How to create Effective Outage/Alert communication process
It is required that service providers send effective communication to users in case there is any scheduled maintenance planned or failure of the services. If delays are to be expected, it is important to provide an estimated resolution time so that staffs/customers can plan their time accordingly. It is possible only in cases when the outage is planned. Status update is also required in order to keep those people informed who are most affected by a failure. Right Business/ Stake holders and correct Technical Teams should be included via an email communication.
Benefits of sending communication:
Giving updates by communication reduces unexpected spike in Incident & call volume. For an example some highly used Application/Service is not working and customers are not been updated by sending any notification. Just imagine how many incidents will be created in such circumstances. It will be far too many to control.
Also, it’s important that technical teams should be made aware about the SLA Agreements between the service provider and customer in order to get exonerate from the Outage situation quickly.

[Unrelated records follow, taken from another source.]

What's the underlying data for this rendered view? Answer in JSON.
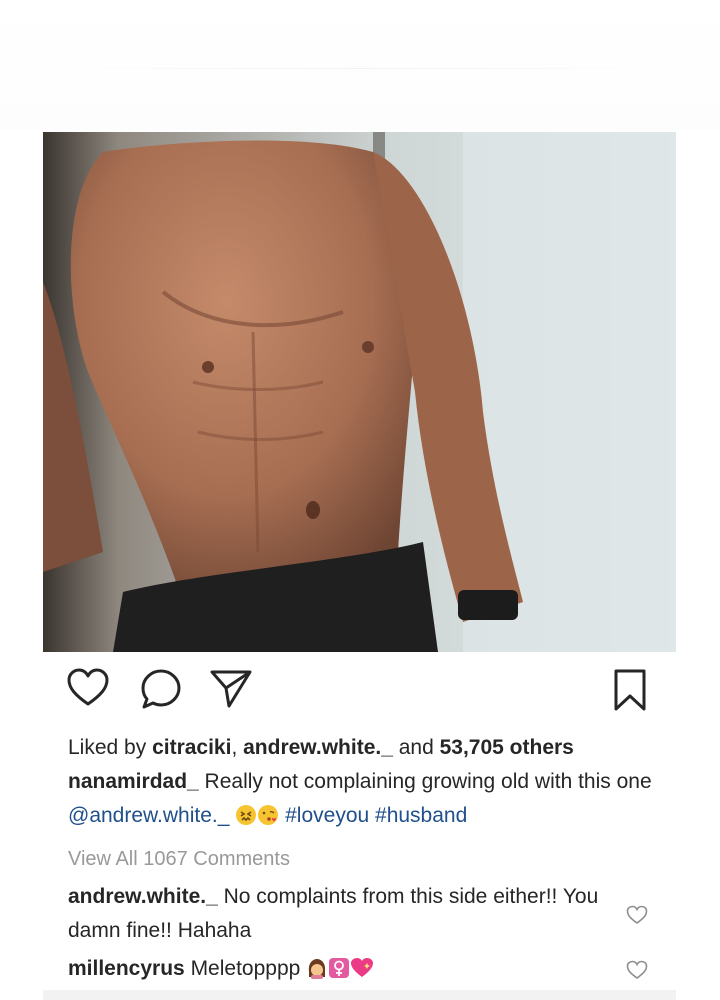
{
  "post": {
    "image_alt": "shirtless torso photo",
    "likes": {
      "prefix": "Liked by ",
      "user1": "citraciki",
      "sep": ", ",
      "user2": "andrew.white._",
      "mid": " and ",
      "others": "53,705 others"
    },
    "caption": {
      "author": "nanamirdad_",
      "text": " Really not complaining growing old with this one ",
      "mention": "@andrew.white._",
      "tag1": "#loveyou",
      "tag2": "#husband"
    },
    "view_all": "View All 1067 Comments"
  },
  "comments": [
    {
      "user": "andrew.white._",
      "text": " No complaints from this side either!! You damn fine!! Hahaha"
    },
    {
      "user": "millencyrus",
      "text": " Meletopppp"
    }
  ],
  "icons": {
    "like": "heart-icon",
    "comment": "comment-icon",
    "share": "send-icon",
    "save": "bookmark-icon",
    "comment_like": "small-heart-icon"
  },
  "colors": {
    "text": "#262626",
    "link": "#1f4f8c",
    "muted": "#999999"
  }
}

There can be multiple teams involved in fixing the issue on the Applications/Services. It is possible that other teams also send the notification to almost same list of users for the same issue. This may create confusion. In my organization, there was a similar case. I did an analysis for 6 months and found that a team had sent the Outage/Alert notification 8 times for the same issue as my team. In such cases, it is advisable to have a single source of communication with Incident Management team to avoid duplication.

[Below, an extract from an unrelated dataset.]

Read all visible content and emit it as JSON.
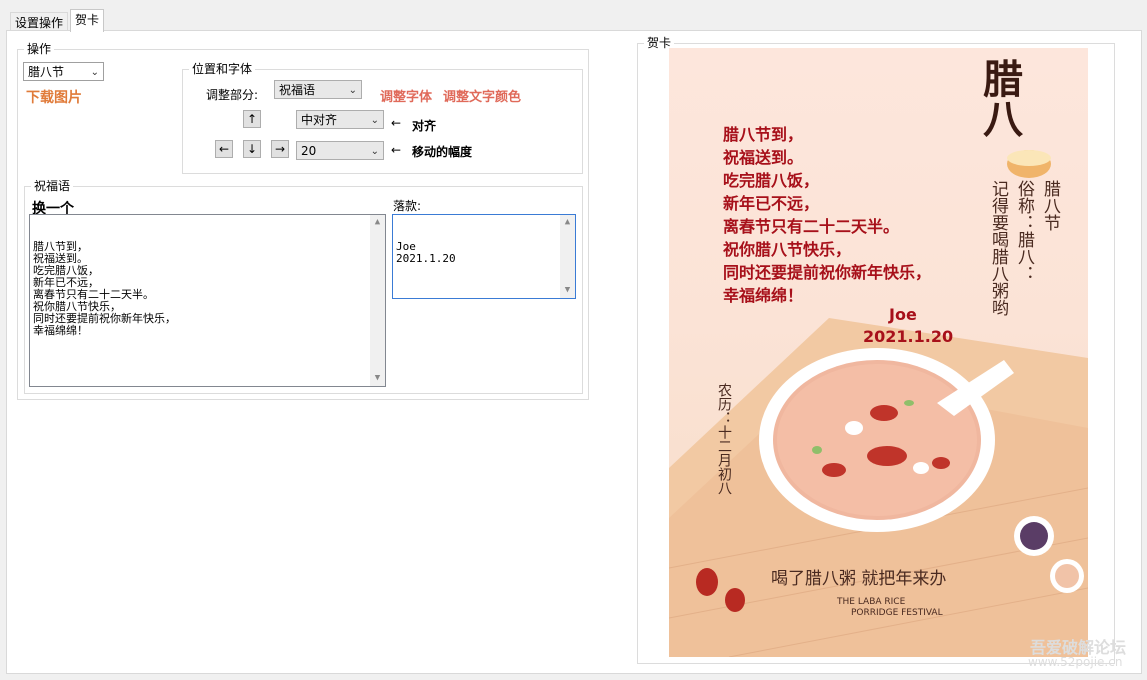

The periodic updates that are to be sent should be concise, and what is needed by the stake holders. The communication can be sent by any communication tool but the format should be mobile friendly as most management users access through their device. Final communication can involve more technical details. Ideally, it should have subject for which the notification is to be sent, day & date, time started, time ended, Impact - Sites & Service affected, actions taken, actions required, next steps, contact information and resolution and (if known) route cause. This line may include, work around details or problem record details for RCA.
Identifying and involving stakeholders is very important. I think it's the best, when in the project; all IT teams (who do Service Operation tasks) are represented. One can identify the problems with the recent outage/alert communication, and collect the requirements for improvement. If one doesn't involve all relevant stakeholders, they may not accept the project outcome. Management involvement is necessary too (manage and approve resources to the project). The requirements of the Business are also important. If you have Business relationship managers, they can collect the requirements of the business.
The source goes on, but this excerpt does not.